Pour les opérateurs européens désireux de pouvoir choisir leurs fournisseurs dans leur propre cour, un nouvel affaiblissement des fournisseurs les plus fiables pourrait se retourner contre eux. À eux deux, Ericsson et Nokia ont présenté des plans prévoyant jusqu'à 23 000 suppressions d'emplois depuis début 2023, soit environ 12 % du total combiné pour 2022. La restructuration de Nokia a déjà donné à chaque groupe d'activités plus d'autonomie et d'indépendance par rapport au reste de l'organisation. Certains spéculent que cela pourrait précéder une scission ou une vente d'actifs d'infrastructures mobiles à un investisseur américain, et la relocalisation ultérieure du groupe d'activités des réseaux mobiles en Amérique du Nord.
Mais cela déstabiliserait les clients qui ont déjà vu Nokia traverser plusieurs grandes convulsions ce siècle. La dernière s'est produite en 2016, lorsque Nokia a acheté Alcatel-Lucent pour 15,6 milliards d'euros (16,9 milliards de dollars, au taux de change actuel). Aussi inimaginable que cela puisse paraître aujourd'hui, les opérateurs n'ont à l'époque émis aucune objection à la disparition d'un autre acteur, selon un document de l'Union européenne signé par Margrethe Vestager, la commissaire qui reste une bête noire pour de nombreux dirigeants des télécoms.

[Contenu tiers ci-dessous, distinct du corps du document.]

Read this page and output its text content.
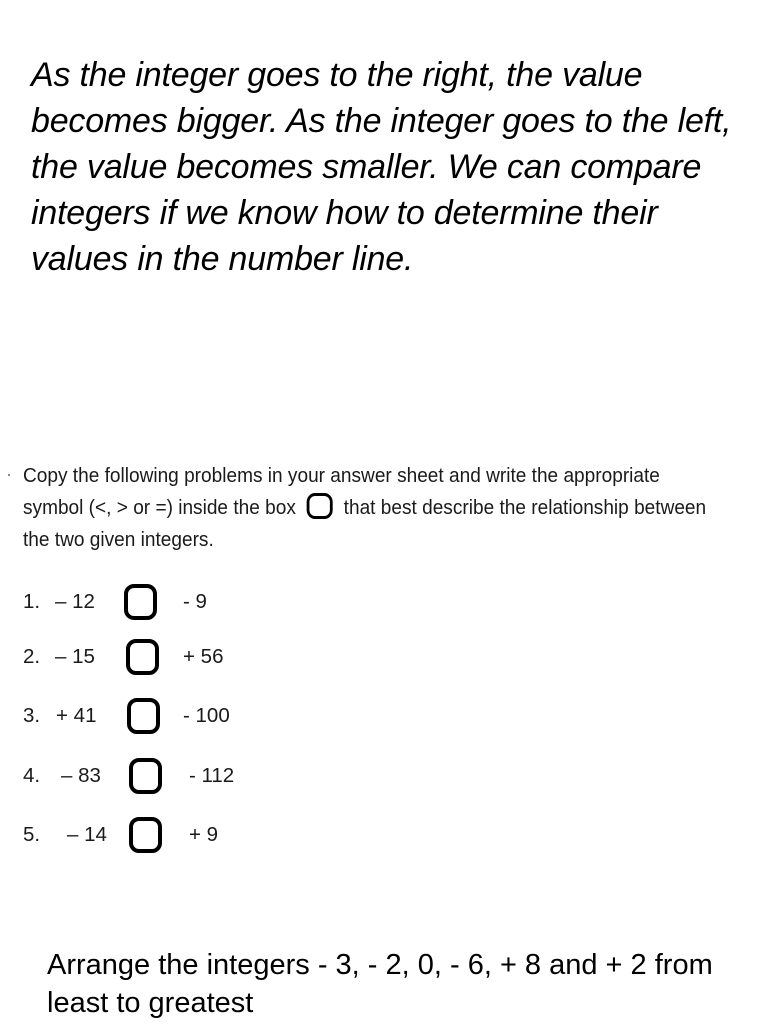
As the integer goes to the right, the value becomes bigger. As the integer goes to the left, the value becomes smaller. We can compare integers if we know how to determine their values in the number line.

Copy the following problems in your answer sheet and write the appropriate symbol (<, > or =) inside the box that best describe the relationship between the two given integers.

1. – 12	- 9
2. – 15	+ 56
3. + 41	- 100
4. – 83	- 112
5. – 14	+ 9

Arrange the integers - 3, - 2, 0, - 6, + 8 and + 2 from least to greatest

En fait, certains opérateurs de télécommunications étaient positivement enthousiastes à l'idée d'une plus grande consolidation des fournisseurs, a écrit Vestager. « Selon eux, la transaction renforcerait effectivement la proposition respective de Nokia et d’Alcatel aux clients et garantirait une concurrence viable à l’avenir sur le marché des équipements RAN », a-t-elle déclaré.
La logique semble être qu’une poignée d’acteurs musclés est préférable à un bus rempli de faibles. C’est la même logique que les opérateurs de télécommunications utilisent pour justifier des projets de fusion qui réduiraient le nombre de réseaux mobiles dans un pays de quatre à trois. Sur le plan économique, ces rapprochements sont très logiques. Mais vous n’entendrez probablement pas cela de la part de nombreux clients.